Within our present system, a reality-show demagogue can parlay his tabloid popularity into a run for president. He can win the nomination by appealing to the basest, cruelest, most simplistic instincts of reactionary voters who are too ignorant and lazy to understand the wonky details of public policy and who are mostly brainwashed from within an impermeable bubble in which a limitless geyser of misinformation and propaganda, carefully designed and crafted to tap into the reptilian brains of the poorly educated and easily influenced, has successfully deceived enough voters to openly support this destructive character.
He can literally sidestep every standard by which all other candidates are expected to achieve, and the news media, along with a frustratingly large chunk of the voting public, will give him a pass anyway.

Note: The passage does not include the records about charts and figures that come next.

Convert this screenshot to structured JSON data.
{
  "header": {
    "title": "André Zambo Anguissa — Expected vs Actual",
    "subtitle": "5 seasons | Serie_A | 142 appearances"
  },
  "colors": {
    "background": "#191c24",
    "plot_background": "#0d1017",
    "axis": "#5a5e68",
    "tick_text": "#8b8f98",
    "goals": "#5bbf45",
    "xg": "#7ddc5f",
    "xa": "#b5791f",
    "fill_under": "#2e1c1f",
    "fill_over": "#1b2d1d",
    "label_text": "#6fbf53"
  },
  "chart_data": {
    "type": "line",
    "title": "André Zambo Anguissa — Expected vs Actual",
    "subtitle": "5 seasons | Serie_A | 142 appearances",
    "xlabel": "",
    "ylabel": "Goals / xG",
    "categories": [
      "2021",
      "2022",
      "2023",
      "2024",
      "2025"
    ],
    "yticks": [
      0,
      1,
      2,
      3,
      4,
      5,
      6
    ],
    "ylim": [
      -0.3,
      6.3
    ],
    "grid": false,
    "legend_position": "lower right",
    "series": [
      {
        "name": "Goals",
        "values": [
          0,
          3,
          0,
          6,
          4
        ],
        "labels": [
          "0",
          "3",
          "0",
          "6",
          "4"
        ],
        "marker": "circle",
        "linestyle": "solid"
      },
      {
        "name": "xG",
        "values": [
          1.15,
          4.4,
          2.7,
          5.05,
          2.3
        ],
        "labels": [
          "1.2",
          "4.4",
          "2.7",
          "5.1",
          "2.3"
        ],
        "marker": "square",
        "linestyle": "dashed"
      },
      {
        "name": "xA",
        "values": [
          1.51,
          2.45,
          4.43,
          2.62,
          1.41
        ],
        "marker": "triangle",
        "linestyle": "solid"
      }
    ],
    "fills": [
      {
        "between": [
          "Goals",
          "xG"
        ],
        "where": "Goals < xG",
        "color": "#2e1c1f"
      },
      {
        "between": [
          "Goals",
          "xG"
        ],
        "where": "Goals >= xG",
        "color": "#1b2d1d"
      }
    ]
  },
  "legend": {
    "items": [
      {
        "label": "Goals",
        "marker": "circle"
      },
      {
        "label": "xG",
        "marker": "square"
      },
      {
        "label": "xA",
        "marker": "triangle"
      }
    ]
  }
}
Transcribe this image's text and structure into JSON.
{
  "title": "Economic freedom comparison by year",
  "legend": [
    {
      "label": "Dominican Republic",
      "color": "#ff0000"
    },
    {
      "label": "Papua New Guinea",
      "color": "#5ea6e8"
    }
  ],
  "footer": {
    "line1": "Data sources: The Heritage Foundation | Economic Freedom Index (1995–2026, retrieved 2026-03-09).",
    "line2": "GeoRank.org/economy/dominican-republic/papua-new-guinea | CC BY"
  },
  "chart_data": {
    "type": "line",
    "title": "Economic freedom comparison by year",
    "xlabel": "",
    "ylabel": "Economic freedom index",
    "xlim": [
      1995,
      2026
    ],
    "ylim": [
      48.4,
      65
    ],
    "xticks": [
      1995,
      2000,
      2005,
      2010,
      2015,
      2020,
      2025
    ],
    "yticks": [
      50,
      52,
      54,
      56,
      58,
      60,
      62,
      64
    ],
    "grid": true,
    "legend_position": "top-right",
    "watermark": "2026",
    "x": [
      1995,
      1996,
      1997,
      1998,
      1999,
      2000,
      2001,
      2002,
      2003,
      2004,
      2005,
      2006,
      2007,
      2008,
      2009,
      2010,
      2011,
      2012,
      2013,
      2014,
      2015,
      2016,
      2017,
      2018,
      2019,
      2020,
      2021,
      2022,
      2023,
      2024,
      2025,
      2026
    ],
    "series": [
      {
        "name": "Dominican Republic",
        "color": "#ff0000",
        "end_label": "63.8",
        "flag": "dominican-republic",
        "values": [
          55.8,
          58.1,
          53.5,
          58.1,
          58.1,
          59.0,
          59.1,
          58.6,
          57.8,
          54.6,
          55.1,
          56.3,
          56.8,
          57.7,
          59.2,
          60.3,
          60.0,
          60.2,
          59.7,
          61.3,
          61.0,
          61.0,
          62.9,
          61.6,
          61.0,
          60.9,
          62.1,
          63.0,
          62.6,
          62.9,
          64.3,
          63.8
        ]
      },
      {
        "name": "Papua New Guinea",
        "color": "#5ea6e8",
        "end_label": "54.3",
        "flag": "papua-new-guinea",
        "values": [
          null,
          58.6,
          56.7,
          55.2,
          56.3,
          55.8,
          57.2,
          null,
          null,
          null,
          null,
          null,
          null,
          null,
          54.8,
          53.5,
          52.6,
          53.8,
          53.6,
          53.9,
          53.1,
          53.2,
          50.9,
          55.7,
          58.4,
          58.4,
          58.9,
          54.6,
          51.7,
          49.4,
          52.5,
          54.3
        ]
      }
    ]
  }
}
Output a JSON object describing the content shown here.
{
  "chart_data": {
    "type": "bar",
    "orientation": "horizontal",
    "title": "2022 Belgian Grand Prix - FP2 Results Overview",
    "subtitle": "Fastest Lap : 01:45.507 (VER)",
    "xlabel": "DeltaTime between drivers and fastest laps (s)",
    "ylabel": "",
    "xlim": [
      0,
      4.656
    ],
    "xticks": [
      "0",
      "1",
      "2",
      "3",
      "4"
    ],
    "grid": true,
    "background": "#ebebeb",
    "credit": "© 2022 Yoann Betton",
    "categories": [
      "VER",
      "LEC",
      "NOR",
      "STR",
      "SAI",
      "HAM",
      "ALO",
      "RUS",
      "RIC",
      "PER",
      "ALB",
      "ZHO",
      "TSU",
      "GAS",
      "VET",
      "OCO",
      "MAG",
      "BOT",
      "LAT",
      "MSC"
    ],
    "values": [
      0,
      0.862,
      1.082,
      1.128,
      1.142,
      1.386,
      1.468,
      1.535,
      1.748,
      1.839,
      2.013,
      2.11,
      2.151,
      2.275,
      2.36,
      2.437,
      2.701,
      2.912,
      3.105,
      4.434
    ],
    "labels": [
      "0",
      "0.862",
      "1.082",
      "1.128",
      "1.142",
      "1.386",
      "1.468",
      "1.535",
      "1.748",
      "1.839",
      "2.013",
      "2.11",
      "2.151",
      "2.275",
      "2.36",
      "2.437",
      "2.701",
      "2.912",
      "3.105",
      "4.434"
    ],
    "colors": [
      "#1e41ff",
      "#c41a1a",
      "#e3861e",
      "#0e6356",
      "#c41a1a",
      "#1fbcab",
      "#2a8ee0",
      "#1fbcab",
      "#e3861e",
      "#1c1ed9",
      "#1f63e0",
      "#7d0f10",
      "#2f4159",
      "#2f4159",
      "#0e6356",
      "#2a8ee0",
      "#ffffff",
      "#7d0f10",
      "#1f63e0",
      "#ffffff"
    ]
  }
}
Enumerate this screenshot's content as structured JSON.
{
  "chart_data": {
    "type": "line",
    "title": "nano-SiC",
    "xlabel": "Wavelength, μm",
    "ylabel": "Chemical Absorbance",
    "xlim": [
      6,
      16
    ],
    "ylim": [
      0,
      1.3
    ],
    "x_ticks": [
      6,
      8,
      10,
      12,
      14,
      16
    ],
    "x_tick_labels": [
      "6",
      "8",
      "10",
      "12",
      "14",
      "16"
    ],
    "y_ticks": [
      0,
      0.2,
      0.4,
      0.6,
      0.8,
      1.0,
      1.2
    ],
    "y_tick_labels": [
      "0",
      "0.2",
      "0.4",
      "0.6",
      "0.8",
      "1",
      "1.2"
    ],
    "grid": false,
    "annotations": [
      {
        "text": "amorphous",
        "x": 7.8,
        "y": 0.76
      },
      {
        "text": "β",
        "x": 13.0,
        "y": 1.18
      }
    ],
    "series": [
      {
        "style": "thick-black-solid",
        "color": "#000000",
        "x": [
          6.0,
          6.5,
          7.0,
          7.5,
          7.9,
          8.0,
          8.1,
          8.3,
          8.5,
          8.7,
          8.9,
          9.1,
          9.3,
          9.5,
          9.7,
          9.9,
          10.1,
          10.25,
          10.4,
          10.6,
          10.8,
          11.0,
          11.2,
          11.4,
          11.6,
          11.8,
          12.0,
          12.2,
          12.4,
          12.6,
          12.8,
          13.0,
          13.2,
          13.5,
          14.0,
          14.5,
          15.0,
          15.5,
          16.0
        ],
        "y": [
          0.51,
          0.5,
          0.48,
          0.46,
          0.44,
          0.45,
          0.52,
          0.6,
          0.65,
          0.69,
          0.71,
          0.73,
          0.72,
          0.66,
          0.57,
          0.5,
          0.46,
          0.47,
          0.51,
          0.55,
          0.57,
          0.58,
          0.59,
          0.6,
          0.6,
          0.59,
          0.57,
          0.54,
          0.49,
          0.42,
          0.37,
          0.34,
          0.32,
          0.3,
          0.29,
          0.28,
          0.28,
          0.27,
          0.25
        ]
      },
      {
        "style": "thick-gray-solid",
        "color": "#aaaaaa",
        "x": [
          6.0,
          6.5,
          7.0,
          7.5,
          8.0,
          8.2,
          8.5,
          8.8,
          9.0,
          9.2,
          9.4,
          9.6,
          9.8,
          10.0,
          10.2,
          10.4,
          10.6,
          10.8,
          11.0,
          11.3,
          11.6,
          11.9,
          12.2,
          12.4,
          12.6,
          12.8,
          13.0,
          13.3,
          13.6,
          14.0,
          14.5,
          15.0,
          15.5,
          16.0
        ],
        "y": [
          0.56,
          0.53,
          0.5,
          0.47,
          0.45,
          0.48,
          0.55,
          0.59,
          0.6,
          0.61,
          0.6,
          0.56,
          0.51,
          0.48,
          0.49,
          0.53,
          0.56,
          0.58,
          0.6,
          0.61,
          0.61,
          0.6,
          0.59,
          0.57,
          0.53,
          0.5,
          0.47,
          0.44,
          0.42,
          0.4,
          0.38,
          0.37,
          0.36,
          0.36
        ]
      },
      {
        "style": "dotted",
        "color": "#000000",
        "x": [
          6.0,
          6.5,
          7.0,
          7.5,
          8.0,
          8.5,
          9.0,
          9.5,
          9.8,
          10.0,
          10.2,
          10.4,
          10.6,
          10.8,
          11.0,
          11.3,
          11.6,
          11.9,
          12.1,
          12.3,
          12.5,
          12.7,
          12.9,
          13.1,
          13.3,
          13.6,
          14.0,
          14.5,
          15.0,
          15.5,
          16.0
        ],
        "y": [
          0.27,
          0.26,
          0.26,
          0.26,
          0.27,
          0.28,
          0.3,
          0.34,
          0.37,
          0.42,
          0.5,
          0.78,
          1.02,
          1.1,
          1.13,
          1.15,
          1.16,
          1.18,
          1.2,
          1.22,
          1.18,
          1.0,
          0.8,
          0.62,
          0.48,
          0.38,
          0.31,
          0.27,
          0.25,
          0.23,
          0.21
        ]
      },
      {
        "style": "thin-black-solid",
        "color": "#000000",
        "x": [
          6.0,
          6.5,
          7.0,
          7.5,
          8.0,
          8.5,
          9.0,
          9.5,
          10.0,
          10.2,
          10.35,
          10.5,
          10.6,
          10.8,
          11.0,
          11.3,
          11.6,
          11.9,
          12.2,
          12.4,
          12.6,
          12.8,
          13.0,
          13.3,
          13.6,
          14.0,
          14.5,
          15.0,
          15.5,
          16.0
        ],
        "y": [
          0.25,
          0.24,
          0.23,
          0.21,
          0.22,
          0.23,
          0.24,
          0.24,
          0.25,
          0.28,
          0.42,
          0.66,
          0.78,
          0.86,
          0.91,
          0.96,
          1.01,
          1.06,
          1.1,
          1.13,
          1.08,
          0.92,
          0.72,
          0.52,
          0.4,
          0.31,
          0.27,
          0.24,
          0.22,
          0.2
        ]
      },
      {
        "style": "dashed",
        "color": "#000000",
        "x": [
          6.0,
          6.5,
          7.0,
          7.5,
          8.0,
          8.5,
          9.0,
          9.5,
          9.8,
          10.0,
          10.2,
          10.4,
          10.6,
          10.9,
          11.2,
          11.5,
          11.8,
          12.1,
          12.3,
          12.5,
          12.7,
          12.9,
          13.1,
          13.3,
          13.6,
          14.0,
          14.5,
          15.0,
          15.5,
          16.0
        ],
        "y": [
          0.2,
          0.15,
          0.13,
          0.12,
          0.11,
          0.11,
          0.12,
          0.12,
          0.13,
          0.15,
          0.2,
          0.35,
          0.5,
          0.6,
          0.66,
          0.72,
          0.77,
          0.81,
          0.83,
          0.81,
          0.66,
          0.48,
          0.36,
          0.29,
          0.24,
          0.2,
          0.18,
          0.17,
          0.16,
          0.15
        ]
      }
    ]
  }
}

Again, he can say a million things that no other candidate could possibly get away with, and never has, and because the news media has been rendered flaccid before the false accusation of liberal bias, the existential threat he poses — the urgent relating of facts that’d easily disqualify him — takes a back seat to horse-race narratives and smirky roundtables in which, inexplicably, Bill Kristol, who’s always wrong about everything, pops up on the liberal network. . . . Yet qualifications and conspicuously vast differences are irrelevant when there’s an equivalence quota to fill on cable news.
Even though the Democrats still have a superdelegate firewall, and, by the way, the electoral college was designed by the Framers in part to expressly stymie outlier candidates, the GOP nominating process is without a mechanism to prevent another Trump from getting this far despite himself. The Republican Party needs to devise a firewall now. I mean, right fucking now. If nothing else, Trump’s success underscores how the superdelegate system and the electoral college as they exist today are, obviously, crucial to the future of democracy.